Dan Popp
Shepherds vs. shamanists
By Dan Popp
April 30, 2013

The dogmatism of science has become a new orthodoxy, disseminated by the Media and a State educational system with a thoroughness and subtlety far exceeding anything of the kind achieved by the Inquisition.... – Malcolm Muggeridge

The idea that real science and faith are at war is a fiction concocted by shamanists – those who use Science as a mask for their superstition. But in these days when the Bible is being portrayed as a relic of a less enlightened age, it might be well to ponder a few of the times that Scripture has been right, and the scientists have been wrong – sometimes totally wrong, and for thousands of years.

Shape of the earth

If you haven't read the Bible, it may surprise you to learn that it does not claim that the world is flat, or that it rides on the back of a giant turtle – even though some people believed those things long after the Bible was written. The prophet Isaiah wrote of a round world: "It is He who sits above the circle of the earth, And its inhabitants are like grasshoppers, Who stretches out the heavens like a curtain And spreads them out like a tent to dwell in." (Isaiah 40:22, NAS95) The earliest of the ignorant shepherds[1] wrote: "He stretches out the north over empty space And hangs the earth on nothing." (Job 26:7) Later in that same passage Job says, "He has inscribed a circle on the surface of the waters At the boundary of light and darkness." (Job 26:10) If you've seen pictures of the Earth from space, this description of a "circle" inscribed on a watery planet "at the boundary of light and darkness" is striking.
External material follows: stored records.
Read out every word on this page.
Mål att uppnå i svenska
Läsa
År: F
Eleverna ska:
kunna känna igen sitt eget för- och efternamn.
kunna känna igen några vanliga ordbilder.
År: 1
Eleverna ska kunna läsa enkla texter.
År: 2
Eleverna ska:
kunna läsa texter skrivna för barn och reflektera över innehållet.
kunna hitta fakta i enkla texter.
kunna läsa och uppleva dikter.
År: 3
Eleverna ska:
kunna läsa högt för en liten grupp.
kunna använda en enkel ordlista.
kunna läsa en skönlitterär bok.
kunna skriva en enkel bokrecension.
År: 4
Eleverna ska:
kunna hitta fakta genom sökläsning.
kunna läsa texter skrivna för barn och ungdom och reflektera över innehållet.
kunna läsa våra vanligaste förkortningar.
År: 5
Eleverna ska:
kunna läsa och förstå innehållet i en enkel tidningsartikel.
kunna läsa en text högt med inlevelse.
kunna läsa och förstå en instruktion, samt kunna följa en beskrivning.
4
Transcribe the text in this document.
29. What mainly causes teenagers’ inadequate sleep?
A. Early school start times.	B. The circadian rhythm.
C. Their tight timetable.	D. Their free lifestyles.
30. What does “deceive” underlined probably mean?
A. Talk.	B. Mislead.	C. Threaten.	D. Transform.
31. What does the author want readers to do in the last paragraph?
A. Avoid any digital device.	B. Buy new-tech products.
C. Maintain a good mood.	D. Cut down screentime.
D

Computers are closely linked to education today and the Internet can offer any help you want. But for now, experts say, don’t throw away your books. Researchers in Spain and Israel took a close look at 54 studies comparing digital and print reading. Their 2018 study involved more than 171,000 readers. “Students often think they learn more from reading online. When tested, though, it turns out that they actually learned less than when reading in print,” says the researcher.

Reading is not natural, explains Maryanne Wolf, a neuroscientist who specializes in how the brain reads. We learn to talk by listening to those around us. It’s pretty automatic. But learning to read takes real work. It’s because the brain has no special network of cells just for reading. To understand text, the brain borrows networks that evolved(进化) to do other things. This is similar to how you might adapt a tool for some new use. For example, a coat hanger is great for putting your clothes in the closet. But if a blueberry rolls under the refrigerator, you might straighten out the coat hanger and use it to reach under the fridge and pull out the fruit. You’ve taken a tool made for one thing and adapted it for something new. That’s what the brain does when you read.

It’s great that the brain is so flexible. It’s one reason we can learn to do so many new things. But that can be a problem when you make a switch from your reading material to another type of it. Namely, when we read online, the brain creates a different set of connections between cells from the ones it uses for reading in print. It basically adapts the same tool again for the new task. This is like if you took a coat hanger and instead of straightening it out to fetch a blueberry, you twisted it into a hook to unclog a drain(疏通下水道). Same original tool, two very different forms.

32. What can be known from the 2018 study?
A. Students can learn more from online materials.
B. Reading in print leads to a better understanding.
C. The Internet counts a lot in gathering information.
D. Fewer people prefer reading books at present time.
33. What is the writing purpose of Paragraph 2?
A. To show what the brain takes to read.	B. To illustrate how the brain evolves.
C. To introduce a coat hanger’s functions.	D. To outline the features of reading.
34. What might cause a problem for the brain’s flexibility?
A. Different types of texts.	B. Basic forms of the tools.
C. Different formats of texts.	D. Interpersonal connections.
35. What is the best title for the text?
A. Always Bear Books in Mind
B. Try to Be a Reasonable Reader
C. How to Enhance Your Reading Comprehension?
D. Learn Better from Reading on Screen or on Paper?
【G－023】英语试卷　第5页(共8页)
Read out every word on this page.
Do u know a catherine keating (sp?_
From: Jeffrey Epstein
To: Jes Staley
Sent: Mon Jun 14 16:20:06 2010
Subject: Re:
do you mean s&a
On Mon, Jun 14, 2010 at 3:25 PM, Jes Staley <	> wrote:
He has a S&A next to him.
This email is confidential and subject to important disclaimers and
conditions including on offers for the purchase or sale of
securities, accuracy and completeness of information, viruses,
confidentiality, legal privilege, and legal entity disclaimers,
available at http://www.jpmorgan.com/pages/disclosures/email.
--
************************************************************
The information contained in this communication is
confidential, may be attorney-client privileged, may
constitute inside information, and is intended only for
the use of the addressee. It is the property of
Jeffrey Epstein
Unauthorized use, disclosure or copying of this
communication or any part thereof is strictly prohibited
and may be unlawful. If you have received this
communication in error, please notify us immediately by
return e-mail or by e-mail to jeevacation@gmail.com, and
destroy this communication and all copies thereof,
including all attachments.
The Bible also does not say that the universe revolves around the Earth. Galileo was persecuted not for any conflict between science and the Bible, but for a church's misguided adoption of current scientific "consensus" as doctrine. That should be a warning to believers.


As a child I saw how the continents depicted on a globe might fit together. "That's just a coincidence," explained my teacher – "continents don't move." Ever since Magellan met the public school system, children must have been mentally connecting the jigsaw puzzle of the world, and being "corrected" by the lay scientists placed over them. But the ignorant shepherds were way ahead of circumnavigation, and even further ahead of the theory of plate tectonics: "Then God said, 'Let the waters below the heavens be gathered into one place, and let the dry land appear'; and it was so." (Genesis 1:9) With the waters in "one place," there must have been a single land mass. Today scientists have called that supercontinent Pangaea. They usually don't mention that the ignorant shepherd Moses was right and their fellows were wrong about that.

Nuclear fission

The ignorant shepherd Peter wrote, "But the day of the Lord will come like a thief, in which the heavens will pass away with a roar and the elements will be destroyed [dissolved] with intense heat, and the earth and its works will be burned up." (2 Peter 3:10) In the next sentence he repeats, "the elements will melt with intense heat." (v.12b) This was laughed at by the learned; stupid old Peter didn't even know that you can't dissolve an element! The Knowers gave the name "atom" to the smallest, indivisible particle of matter.


Then came Einstein and nuclear fission, and well whaddya know? It turns out that elements can be dissolved, and when they're dissolved, I guess you could say there's a slight "roar," and this process does happen to put off just a teensy weensy bit of heat. Things may even catch fire. How did Peter know that? Must have been another lucky guess by another ignorant shepherd.

String theory

As God knows but scientists had to learn, the atom is not the smallest thing. Some now think that the smallest thing may be a "superstring," under tension like a guitar string – and vibrating. If this is so, it's in perfect harmony (pardon the pun) with the biblical assertion that God the Son "upholds all things by the word of His power." (Hebrews 1:3b) To say that God spoke the universe into existence, and that His voice still reverberates in His creation, energizing and organizing it by His design, doesn't contradict anything that can be learned via science.

I don't blame scientists for being wrong. Their method of investigation is "trial and error," so error is a necessary part of the process. I do blame some of them for their overconfidence in the face of fundamental mistakes that have sometimes been taught as unassailable fact for millennia. And I especially blame Christians for abandoning divine revelation whenever a scientist publishes something new. Oh, there are still a few areas where we're waiting for the guys in lab coats to catch up to the guys in sandals – the age of the earth, for example. But, given the track records of these two groups, when there's a disagreement, the smart money is on the ignorant shepherds.


[1]  It would be tedious to put quotation marks around "ignorant shepherds" every time I use the sarcastic phrase in this essay. For the record, Moses was educated in the palace of the world superpower of his day; Peter, though lacking formal education was a fisherman, not a shepherd; Paul was a learned man; so, apparently, was Luke. Some who wrote books of the Bible were men of rank and erudition, and some were not. The most notable shepherd to pen scripture was David, who wrote the beloved Psalm 23, among others. To my knowledge, no one has charged him with any mistake of fact. So the term "ignorant shepherds who wrote the Bible" is not only ignorant, but false in every respect.